Late last year GM initiated a unique experiment by launching the Chevrolet Captiva Sport which is a rebadged version of its now extinct second-generation Saturn Vue compact crossover utility model intended only for commercial customers.  GM’s motives behind the move were twofold; they hoped to satisfy growing rental demand for the efficient and versatile compact CUV segment, while at the same time preserving the used value retention of the popular Equinox.

In the past, manufacturers have produced fleet only trims of within a model lineup, but never has a manufacturer spun off a model designated specifically for fleet use.  Since going on sale back in October, Chevrolet has sold almost 25k Captiva Sports, during this same time period over 159k Equinox’s were sold. 

Looking at January-May 2012 R.L. Polk registration data shows that over 14k Captiva Sports were sold to rental fleet companies, whereas 6k Equinox’s made their way into rental fleets.  Total Equinox registrations from January-April for the 2010, 2011, and 2012 model years shows that there has been a significant increase in demand.  Chevrolet totally redesigned the Equinox for the 2010 model year and from January-April of that year over 42k total units were sold, in 2011 over 61k units were sold, and finally in 2012 nearly 70k units were sold. 

In regards to days’ supply, since January this year the average month-end days’ supply rate for the Equinox has been a below average 55 days, eleven points below the light duty truck segment average of 66 days.  Days’ supply for the Captiva Sport can’t be compared because of its fleet only nature, meaning every unit produced was individually ordered.

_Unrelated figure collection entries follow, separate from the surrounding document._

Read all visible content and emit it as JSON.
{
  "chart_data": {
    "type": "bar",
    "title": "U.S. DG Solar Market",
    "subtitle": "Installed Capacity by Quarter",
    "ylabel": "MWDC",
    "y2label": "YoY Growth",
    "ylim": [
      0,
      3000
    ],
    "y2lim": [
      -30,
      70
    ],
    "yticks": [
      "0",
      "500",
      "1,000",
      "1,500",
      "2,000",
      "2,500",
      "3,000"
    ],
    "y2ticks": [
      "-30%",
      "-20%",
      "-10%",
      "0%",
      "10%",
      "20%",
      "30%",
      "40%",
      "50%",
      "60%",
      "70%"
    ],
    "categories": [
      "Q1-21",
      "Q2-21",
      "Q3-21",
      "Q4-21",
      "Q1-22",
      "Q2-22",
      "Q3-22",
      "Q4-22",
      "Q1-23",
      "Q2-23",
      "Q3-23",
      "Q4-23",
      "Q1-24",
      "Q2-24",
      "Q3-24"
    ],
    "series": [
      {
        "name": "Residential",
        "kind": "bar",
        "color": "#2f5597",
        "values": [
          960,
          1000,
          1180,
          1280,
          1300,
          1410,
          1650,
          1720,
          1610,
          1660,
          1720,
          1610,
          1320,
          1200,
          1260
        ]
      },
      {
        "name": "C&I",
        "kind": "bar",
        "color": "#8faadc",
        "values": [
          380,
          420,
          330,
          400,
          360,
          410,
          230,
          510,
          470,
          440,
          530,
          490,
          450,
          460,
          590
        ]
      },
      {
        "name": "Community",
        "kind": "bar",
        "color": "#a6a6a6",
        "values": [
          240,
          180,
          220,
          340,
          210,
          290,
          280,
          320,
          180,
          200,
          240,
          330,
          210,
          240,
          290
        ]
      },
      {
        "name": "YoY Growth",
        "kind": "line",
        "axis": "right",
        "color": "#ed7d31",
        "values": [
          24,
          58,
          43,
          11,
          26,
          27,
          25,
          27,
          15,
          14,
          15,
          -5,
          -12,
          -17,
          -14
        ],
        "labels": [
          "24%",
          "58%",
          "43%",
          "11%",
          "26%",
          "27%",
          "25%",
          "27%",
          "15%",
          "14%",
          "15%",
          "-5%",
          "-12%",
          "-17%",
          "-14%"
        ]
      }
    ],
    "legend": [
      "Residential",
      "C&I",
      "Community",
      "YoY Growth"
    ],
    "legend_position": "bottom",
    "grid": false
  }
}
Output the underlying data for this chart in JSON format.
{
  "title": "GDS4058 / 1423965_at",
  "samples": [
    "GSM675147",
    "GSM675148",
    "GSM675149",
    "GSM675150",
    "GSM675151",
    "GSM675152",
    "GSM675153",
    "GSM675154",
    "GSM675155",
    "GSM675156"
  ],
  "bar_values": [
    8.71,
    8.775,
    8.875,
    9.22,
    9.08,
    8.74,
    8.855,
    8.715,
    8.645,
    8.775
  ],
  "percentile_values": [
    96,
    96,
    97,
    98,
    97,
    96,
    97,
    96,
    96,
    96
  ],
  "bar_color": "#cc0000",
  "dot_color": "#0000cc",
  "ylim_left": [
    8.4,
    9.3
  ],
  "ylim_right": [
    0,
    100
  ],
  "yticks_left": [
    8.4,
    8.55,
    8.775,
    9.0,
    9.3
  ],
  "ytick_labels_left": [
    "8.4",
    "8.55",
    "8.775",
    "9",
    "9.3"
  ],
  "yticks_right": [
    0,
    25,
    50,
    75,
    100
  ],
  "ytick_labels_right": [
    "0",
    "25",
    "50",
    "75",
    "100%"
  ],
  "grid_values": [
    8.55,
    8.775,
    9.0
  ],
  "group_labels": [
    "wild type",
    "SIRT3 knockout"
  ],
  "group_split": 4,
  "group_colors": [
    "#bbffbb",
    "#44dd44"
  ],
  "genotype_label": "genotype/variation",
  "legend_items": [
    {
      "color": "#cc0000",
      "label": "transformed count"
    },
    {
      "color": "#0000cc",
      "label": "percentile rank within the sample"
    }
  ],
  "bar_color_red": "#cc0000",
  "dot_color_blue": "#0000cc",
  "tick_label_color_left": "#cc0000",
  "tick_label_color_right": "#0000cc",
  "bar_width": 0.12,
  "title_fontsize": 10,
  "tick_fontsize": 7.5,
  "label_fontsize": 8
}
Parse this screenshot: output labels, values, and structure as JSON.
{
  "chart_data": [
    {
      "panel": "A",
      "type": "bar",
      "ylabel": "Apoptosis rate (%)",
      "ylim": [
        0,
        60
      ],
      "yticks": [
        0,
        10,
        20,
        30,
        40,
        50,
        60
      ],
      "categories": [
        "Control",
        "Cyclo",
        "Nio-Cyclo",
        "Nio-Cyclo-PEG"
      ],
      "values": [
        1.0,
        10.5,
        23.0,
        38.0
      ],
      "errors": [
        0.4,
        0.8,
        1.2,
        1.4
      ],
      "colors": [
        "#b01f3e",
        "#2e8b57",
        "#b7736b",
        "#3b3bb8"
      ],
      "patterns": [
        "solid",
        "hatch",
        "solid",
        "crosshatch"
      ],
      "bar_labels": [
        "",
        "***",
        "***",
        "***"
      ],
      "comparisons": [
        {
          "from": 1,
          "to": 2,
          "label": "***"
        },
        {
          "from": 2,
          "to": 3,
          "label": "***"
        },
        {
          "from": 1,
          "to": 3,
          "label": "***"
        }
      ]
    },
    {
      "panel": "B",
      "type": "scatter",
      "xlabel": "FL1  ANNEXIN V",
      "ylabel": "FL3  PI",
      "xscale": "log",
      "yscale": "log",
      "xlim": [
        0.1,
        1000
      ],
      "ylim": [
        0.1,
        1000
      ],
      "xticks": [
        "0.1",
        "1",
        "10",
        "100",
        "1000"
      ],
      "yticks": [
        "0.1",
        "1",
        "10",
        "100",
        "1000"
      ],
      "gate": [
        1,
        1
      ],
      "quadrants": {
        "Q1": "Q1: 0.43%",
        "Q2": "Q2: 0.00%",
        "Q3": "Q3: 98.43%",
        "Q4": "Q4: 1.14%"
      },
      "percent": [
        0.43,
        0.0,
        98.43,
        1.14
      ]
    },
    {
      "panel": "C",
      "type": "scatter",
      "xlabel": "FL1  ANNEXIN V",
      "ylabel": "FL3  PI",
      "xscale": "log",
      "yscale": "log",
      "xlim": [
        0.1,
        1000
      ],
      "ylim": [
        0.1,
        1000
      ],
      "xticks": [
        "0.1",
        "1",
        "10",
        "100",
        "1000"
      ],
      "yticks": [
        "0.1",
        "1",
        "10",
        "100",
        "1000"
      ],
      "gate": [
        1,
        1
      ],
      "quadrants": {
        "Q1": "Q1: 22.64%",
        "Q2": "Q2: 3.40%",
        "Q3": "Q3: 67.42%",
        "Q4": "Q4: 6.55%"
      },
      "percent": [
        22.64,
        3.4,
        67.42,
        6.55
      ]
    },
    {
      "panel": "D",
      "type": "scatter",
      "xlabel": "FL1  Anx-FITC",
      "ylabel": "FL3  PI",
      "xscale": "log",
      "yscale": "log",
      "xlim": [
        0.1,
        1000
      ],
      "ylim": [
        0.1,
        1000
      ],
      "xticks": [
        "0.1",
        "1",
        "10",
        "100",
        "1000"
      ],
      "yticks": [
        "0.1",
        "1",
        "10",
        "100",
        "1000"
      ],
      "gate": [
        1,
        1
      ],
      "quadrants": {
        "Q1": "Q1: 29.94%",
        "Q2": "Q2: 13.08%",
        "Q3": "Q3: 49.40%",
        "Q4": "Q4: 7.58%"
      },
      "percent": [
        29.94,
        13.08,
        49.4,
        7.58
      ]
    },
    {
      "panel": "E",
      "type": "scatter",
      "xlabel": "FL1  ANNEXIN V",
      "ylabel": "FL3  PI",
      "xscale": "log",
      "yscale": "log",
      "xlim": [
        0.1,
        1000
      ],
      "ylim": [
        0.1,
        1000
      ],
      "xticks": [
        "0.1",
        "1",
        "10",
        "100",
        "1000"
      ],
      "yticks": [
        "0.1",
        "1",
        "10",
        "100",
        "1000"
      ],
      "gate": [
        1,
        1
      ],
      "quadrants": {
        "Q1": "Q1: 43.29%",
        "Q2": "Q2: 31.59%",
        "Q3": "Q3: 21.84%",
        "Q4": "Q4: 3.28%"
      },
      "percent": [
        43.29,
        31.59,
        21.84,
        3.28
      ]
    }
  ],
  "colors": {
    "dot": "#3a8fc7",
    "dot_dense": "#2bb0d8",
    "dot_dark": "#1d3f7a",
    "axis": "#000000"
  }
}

In terms of the used vehicle market, NADA’s analysts valued each model for July’s edition of the Official Used Car Guide.  In order to examine used value retention, we will use a 2012 Captiva Sport LT FWD equipped with the 3.0 V6 and a similarly equipped 2012 Equinox LT FWD 3.0 V6.  The Captiva Sport had an original typically equipped MSRP of $26,585 and the Equinox had an original typically equipped MSRP of $26,945.  For the July edition of the Official Used Car Guide, Average Trade-In values for the 2012 Captiva Sport LT FWD and 2012 Equinox LT FWD were placed at $23,000 and $23,380, respectively (national average). 

These figures equate to retention of 87% for the Captiva Sport and also 87% for the Equinox (average trade-in value divided by equipped MSRP), which places their retained values above competitive vehicles such as the 2012 Nissan Rogue S FWD (78%) and the 2012 Ford Escape XLT FWD V6 (74%).  From a value retention standpoint, historically the stigma of being a fleet vehicle can have detrimental consequences in initial used vehicle values.  In the case of the Captiva Sport quite the opposite is occurring as its retention rate currently remains in line with the Equinox and is well above the Nissan Rogue and Ford Escape.